Syria is a thorny problem.  I suspect that Obama had some options in the beginning that might have made a difference.  What would have happened if he had tried to take out Asad right away?   If he succeeded or failed, there would have been a lot of blowback.   History may or may not be able to sort that out.  There were lots of things to consider, including civilian lives and the already overextended US military that had soldiers overseas in their 3rd, 4th, and 5th rotations.  And there was an overstretched VA that would have to serve even more veterans.    And we don’t know what all has happened there behind the scenes.

I would argue that supporting the existing regime (as Putin is doing) is far easier than trying to figure out which of the rebel organizations should be supported.  Asad had a long-standing, well trained and organized army.  Supporting Asad meant Russia would get what it wanted from Syria if Asad prevailed.  The rebel outcomes were far less certain.    Russia also had no qualms about killing civilians.  Putin has no humanitarian interests in Syria (or anywhere else as far as I can tell), so was free to support the strongest party, despite its terrible record including atrocities in the prisons as this Amnesty International report describes.
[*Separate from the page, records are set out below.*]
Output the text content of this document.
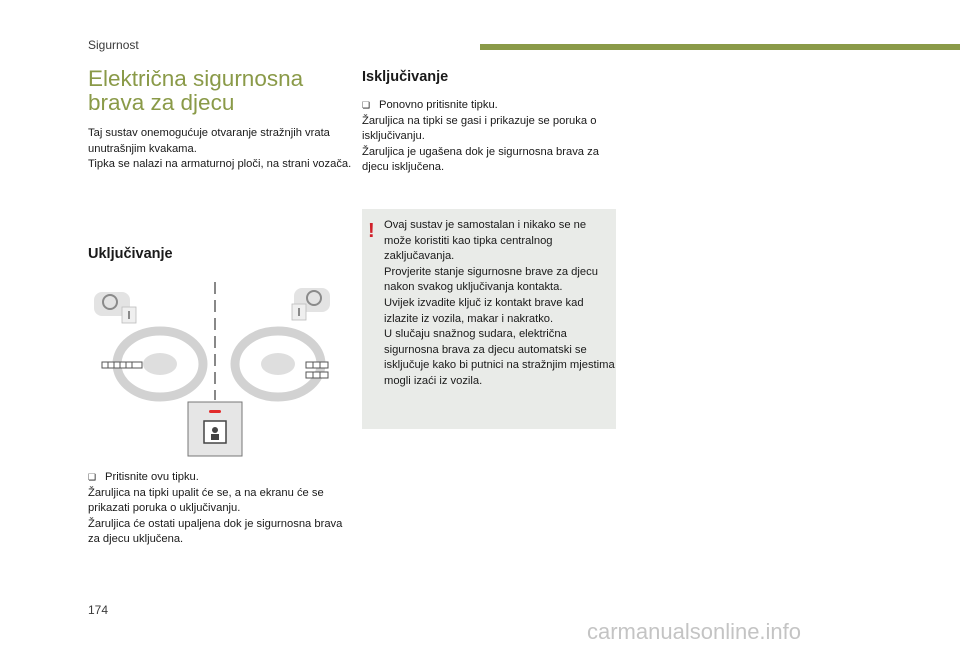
Sigurnost
Električna sigurnosna
brava za djecu

Taj sustav onemogućuje otvaranje stražnjih vrata unutrašnjim kvakama.

Tipka se nalazi na armaturnoj ploči, na strani vozača.

Uključivanje

❏ Pritisnite ovu tipku.

Žaruljica na tipki upalit će se, a na ekranu će se prikazati poruka o uključivanju.

Žaruljica će ostati upaljena dok je sigurnosna brava za djecu uključena.

Isključivanje

❏ Ponovno pritisnite tipku.

Žaruljica na tipki se gasi i prikazuje se poruka o isključivanju.

Žaruljica je ugašena dok je sigurnosna brava za djecu isključena.

! Ovaj sustav je samostalan i nikako se ne može koristiti kao tipka centralnog zaključavanja.

Provjerite stanje sigurnosne brave za djecu nakon svakog uključivanja kontakta.

Uvijek izvadite ključ iz kontakt brave kad izlazite iz vozila, makar i nakratko.

U slučaju snažnog sudara, električna sigurnosna brava za djecu automatski se isključuje kako bi putnici na stražnjim mjestima mogli izaći iz vozila.

174
carmanualsonline.info
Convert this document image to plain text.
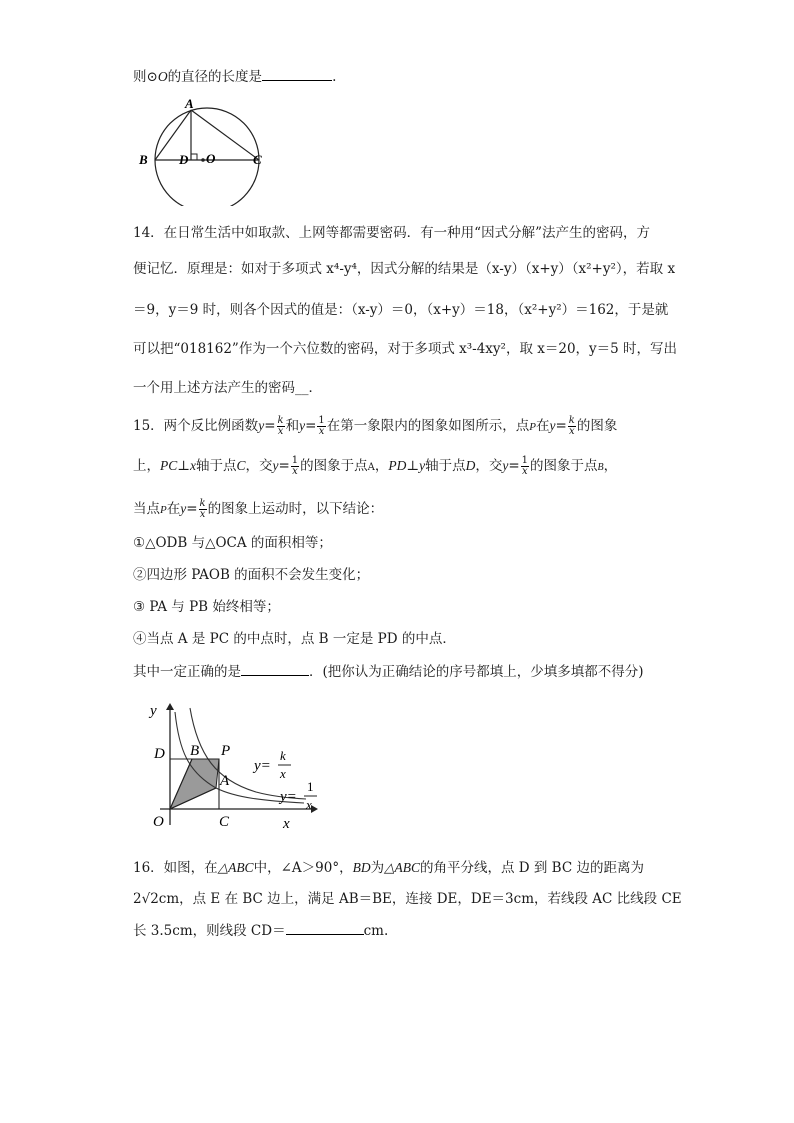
则⊙O的直径的长度是	.
A
B	C
D O
14．在日常生活中如取款、上网等都需要密码．有一种用“因式分解”法产生的密码，方
便记忆．原理是：如对于多项式 x⁴-y⁴，因式分解的结果是（x-y）（x+y）（x²+y²），若取 x
＝9，y＝9 时，则各个因式的值是：（x-y）＝0，（x+y）＝18，（x²+y²）＝162，于是就
可以把“018162”作为一个六位数的密码，对于多项式 x³-4xy²，取 x＝20，y＝5 时，写出
一个用上述方法产生的密码__．
15．两个反比例函数$y= \frac{k}{x}$ 和$y= \frac{1}{x}$ 在第一象限内的图象如图所示，点P在$y= \frac{k}{x}$ 的图象
上，PC⊥x轴于点C，交$y= \frac{1}{x}$ 的图象于点A，PD⊥y轴于点D，交$y= \frac{1}{x}$ 的图象于点B，
当点P在$y= \frac{k}{x}$ 的图象上运动时，以下结论：
①△ODB 与△OCA 的面积相等；
②四边形 PAOB 的面积不会发生变化；
③ PA 与 PB 始终相等；
④当点 A 是 PC 的中点时，点 B 一定是 PD 的中点．
其中一定正确的是	．(把你认为正确结论的序号都填上，少填多填都不得分)
y
x
O	C
D B P
A
y=
k
x
y=
1
x
16．如图，在△ABC中，∠A＞90°，BD为△ABC的角平分线，点 D 到 BC 边的距离为
2√2cm，点 E 在 BC 边上，满足 AB＝BE，连接 DE，DE＝3cm，若线段 AC 比线段 CE
长 3.5cm，则线段 CD＝	cm.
I don't know Trump's intentions.  The idea that Putin has leverage over Trump is not nearly as far-fetched as Trump's long standing campaign about Obama being a Kenyan, which so many Trump supporters had no problem embracing.  There's far more circumstantial evidence that Trump's financially entangled with Russian interests and his serious of Russian friendly moves raises serious questions, even among congressional Republicans.  Seeing Obama's birth certificate, as Trump demanded for years, was far less consequential than seeing Trump's tax returns.  Yet Trump refuses to make them public, something all the recent presidential candidates have done.  And which would likely confirm his financial links to Russia one way or the other.  (And possibly open up new questions.)

So there are a few possibilities that Trump is weakening the US security agencies:
  • He is being pressured by Putin.
  • He is hurting US Security unintentionally - His lashing out at anyone who criticizes him leads him to attack the CIA and others and take actions that hurt them - as in replacing the chair of the Joint Chief of Staff and the head of national intelligence with Stephen Bannon on the National Security Council - which is being reported now, that he didn't realize he was doing when he signed the order.  

Oliver, I do appreciate your making me sharpen my facts.  I think we should be talking respectfully about the issues that some would rather have divide the nation for their own interests.  Your serious comments also help me understand how intelligent folks could see Trump as a reasonable option.  I do get the opposition to Clinton, but not when Trump is the alternative.  Now, if you still want to address the other issues - the Russian hacking and the Ukraine - I'll let you spell out your facts that demonstrate Obama could have done something different that would have worked.  

Perhaps the best thing that could come out of this is a shake-up of both parties, more serious talk across party lines,  and improvements in how we elect presidents.  But I think the issue goes beyond the parties to the corporations that have inordinate influence over congress and the presidency.